Старая гвардия, армейская элита, была разочарована тем, как ведется война и как размываются прежние армейские устои. В первый же день после своего назначения на должность Верховного главнокомандующего генерал-адъютант Брусилов встретился с высшим командованием Ставки. Их «холодный прием», как он вспоминал позже, был весьма ощутим. Для этих чопорных, консервативных офицеров готовность Брусилова сотрудничать с солдатскими комитетами делала его в их глазах предателем. Он крайне удивил старших офицеров, попытавшись продемонстрировать свой демократизм: по прибытии он приветствовал рядовых, протягивая им руку. Испуганные солдаты, отвечая на рукопожатие, неловко перехватывали свое оружие другой рукой.

Тем не менее, независимо от низкого морального духа войск, неверия высшего командования в возможный успех и дезертирства рядового состава, подготовка к наступлению продолжалась. Наряду с этим продолжали вызревать и предпосылки к будущему восстанию.

Первый Всероссийский съезд крестьянских депутатов состоялся в Петрограде в мае 1917 года, продолжаясь почти месяц. Около половины из 1200 делегатов были с фронта, что отражало масштаб участия крестьянства в войне.

329 делегатов не имели никакой партийной принадлежности. Большинство из 103 социал-демократов были меньшевиками. Больше всего было представителей от эсеров – 537 человек, что было вполне объяснимо для страны с преимущественно крестьянским населением. Даже не располагая абсолютным большинством, они могли проводить политику поддержки коалиции с Временным правительством, а также политику в отношении войны и мира и по национальному вопросу. Однако отражением настроений раздробленности и консерватизма в стране являлось то, что такие победы не всегда достигались легко.

Несмотря на минимальное присутствие большевиков (от них было всего девять делегатов; еще четырнадцать человек из числа «беспартийных» делегатов, как правило, голосовали вместе с ними), их влияние росло.

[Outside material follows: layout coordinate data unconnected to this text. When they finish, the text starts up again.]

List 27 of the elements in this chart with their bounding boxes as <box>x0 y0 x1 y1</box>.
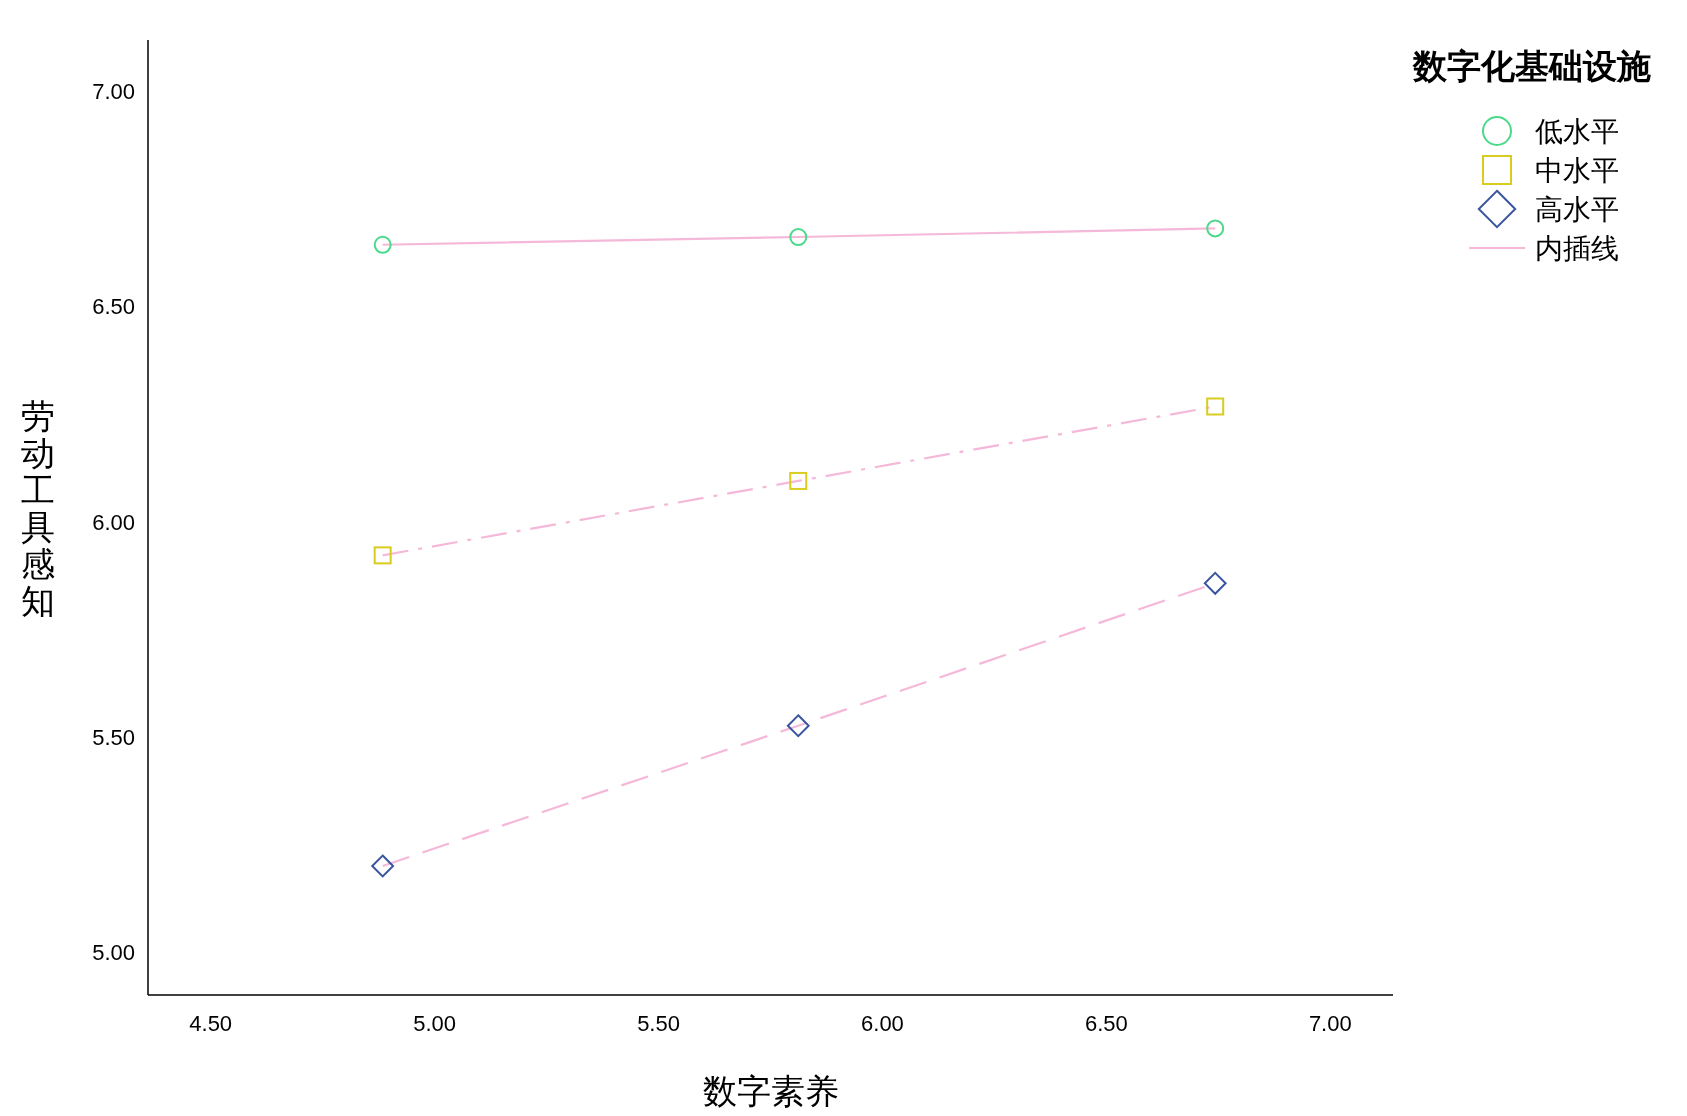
point <box>1206 219 1225 238</box>
legend-label: 内插线 <box>1535 231 1619 265</box>
point <box>371 854 395 878</box>
y-tick-label: 7.00 <box>92 79 135 105</box>
x-tick-label: 5.50 <box>637 1011 680 1036</box>
point <box>1203 571 1227 595</box>
y-tick-label: 5.50 <box>92 724 135 750</box>
x-tick-label: 5.00 <box>413 1011 457 1036</box>
y-tick-label: 6.50 <box>92 294 135 320</box>
x-tick-label: 7.00 <box>1308 1011 1352 1036</box>
y-axis-title: 劳动工具感知 <box>21 396 55 621</box>
point <box>789 471 808 490</box>
y-tick-label: 6.00 <box>92 509 135 535</box>
x-tick-label: 6.50 <box>1084 1011 1128 1036</box>
point <box>373 546 392 565</box>
x-tick-label: 6.00 <box>861 1011 904 1036</box>
legend-label: 中水平 <box>1535 153 1619 187</box>
point <box>789 228 808 247</box>
y-tick-label: 5.00 <box>92 939 135 965</box>
legend-label: 低水平 <box>1535 114 1619 148</box>
point <box>786 714 810 738</box>
point <box>373 235 392 254</box>
x-tick-label: 4.50 <box>189 1011 233 1036</box>
point <box>1206 397 1225 416</box>
legend-label: 高水平 <box>1535 192 1619 226</box>
x-axis-title: 数字素养 <box>702 1071 839 1111</box>
legend-title: 数字化基础设施 <box>1412 46 1651 86</box>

Это явилось результатом, в частности, их жесткого, последовательного и четкого курса по двум ключевым вопросам: войны и земли. Позиция большевиков по ним была изложена 7 мая в открытом письме Ленина съезду.

22 мая Ленин лично обратился к делегатам, выступив в поддержку беднейших крестьян и потребовав перераспределения земли. По-видимому, в ответ на эту попытку захватить инициативу в крестьянской партии эсеры поспешно добавили в свою программу положение о том, что «все земли без исключения должны находиться под юрисдикцией земельных комитетов». Позже Ленин, не колеблясь, будет заимствовать различные идеи у левого крыла эсеровской партии, а пока он предоставил ей свежий материал для размышления.

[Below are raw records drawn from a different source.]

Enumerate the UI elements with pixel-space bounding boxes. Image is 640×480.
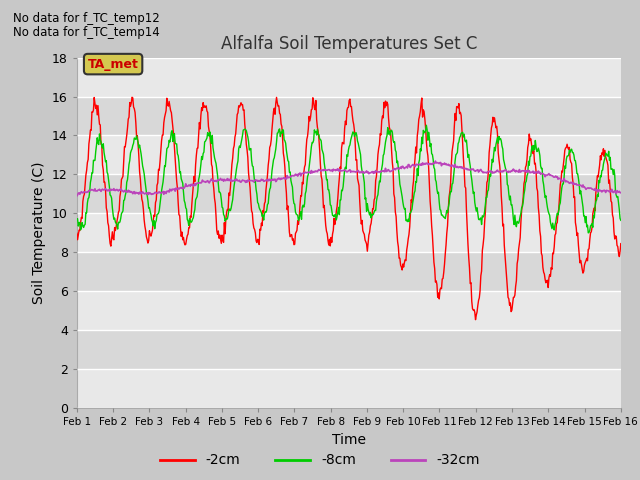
Text: No data for f_TC_temp14: No data for f_TC_temp14 — [13, 26, 159, 39]
Bar — [77, 96, 621, 135]
Bar — [77, 330, 621, 369]
Bar — [77, 291, 621, 330]
Bar — [77, 135, 621, 174]
Bar — [77, 174, 621, 213]
Bar — [77, 369, 621, 408]
Bar — [77, 58, 621, 96]
Legend: -2cm, -8cm, -32cm: -2cm, -8cm, -32cm — [154, 448, 486, 473]
Text: TA_met: TA_met — [88, 58, 138, 71]
Title: Alfalfa Soil Temperatures Set C: Alfalfa Soil Temperatures Set C — [221, 35, 477, 53]
Y-axis label: Soil Temperature (C): Soil Temperature (C) — [33, 162, 46, 304]
X-axis label: Time: Time — [332, 432, 366, 446]
Text: No data for f_TC_temp12: No data for f_TC_temp12 — [13, 12, 159, 25]
Bar — [77, 213, 621, 252]
Bar — [77, 252, 621, 291]
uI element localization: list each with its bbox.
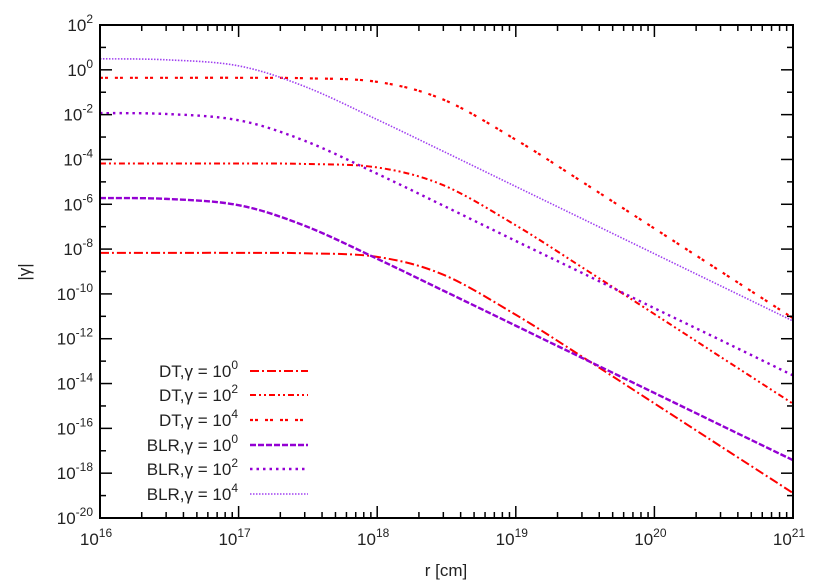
legend-label: BLR,γ = 102 bbox=[147, 456, 239, 479]
y-tick-label: 10-8 bbox=[63, 236, 93, 259]
y-axis-title: |γ| bbox=[15, 263, 34, 280]
series-line-4 bbox=[99, 196, 794, 462]
y-tick-label: 10-16 bbox=[57, 415, 94, 438]
x-tick-label: 1019 bbox=[496, 526, 529, 549]
series-line-5 bbox=[99, 111, 794, 377]
y-tick-label: 10-12 bbox=[57, 326, 94, 349]
legend-label: DT,γ = 104 bbox=[159, 407, 238, 430]
y-tick-label: 10-18 bbox=[57, 460, 94, 483]
y-tick-label: 10-14 bbox=[57, 371, 94, 394]
legend-label: BLR,γ = 100 bbox=[147, 432, 239, 455]
legend-label: BLR,γ = 104 bbox=[147, 481, 239, 504]
y-tick-label: 10-2 bbox=[63, 102, 93, 125]
x-axis-title: r [cm] bbox=[425, 561, 468, 580]
y-tick-label: 10-10 bbox=[57, 281, 94, 304]
series-line-1 bbox=[99, 251, 794, 494]
series-line-6 bbox=[99, 58, 794, 322]
y-tick-label: 10-6 bbox=[63, 191, 93, 214]
series-layer bbox=[99, 58, 794, 494]
x-tick-label: 1017 bbox=[218, 526, 251, 549]
y-tick-label: 100 bbox=[67, 57, 93, 80]
x-tick-label: 1018 bbox=[357, 526, 390, 549]
series-line-3 bbox=[100, 76, 794, 320]
legend-label: DT,γ = 100 bbox=[159, 358, 238, 381]
y-tick-label: 10-4 bbox=[63, 146, 93, 169]
y-tick-label: 10-20 bbox=[57, 505, 94, 528]
x-tick-label: 1020 bbox=[634, 526, 667, 549]
ticks-layer: 1016 1017 1018 1019 1020 1021 102 100 10-2 10-4 10… bbox=[57, 12, 806, 549]
x-tick-label: 1016 bbox=[80, 526, 113, 549]
legend-label: DT,γ = 102 bbox=[159, 382, 238, 405]
y-tick-label: 102 bbox=[67, 12, 93, 35]
x-tick-label: 1021 bbox=[773, 526, 806, 549]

Проявлением раздробленности среди эсеров стало то, что на их третьем съезде, проведенном в конце мая, Виктор Чернов подвергся ожесточенной критике руководителей левого крыла, таких как Борис Камков, Марк Натансон и знаменитая Мария Спиридонова. Последняя после одиннадцати лет тюремного заключения в феврале вышла на свободу и недавно триумфально вернулась в Петроград. Незамедлительно организовав после выхода на свободу выборы губернатора Читы, в районе которой она отбывала тюремное заключение, она велела освободить всех заключенных. Теперь же она и другие левые эсеры обвинили Чернова в искажении партийной программы. Они выдвинули собственные предложения по изъятию земли, немедленному заключению мира и формированию правительства из числа социалистов.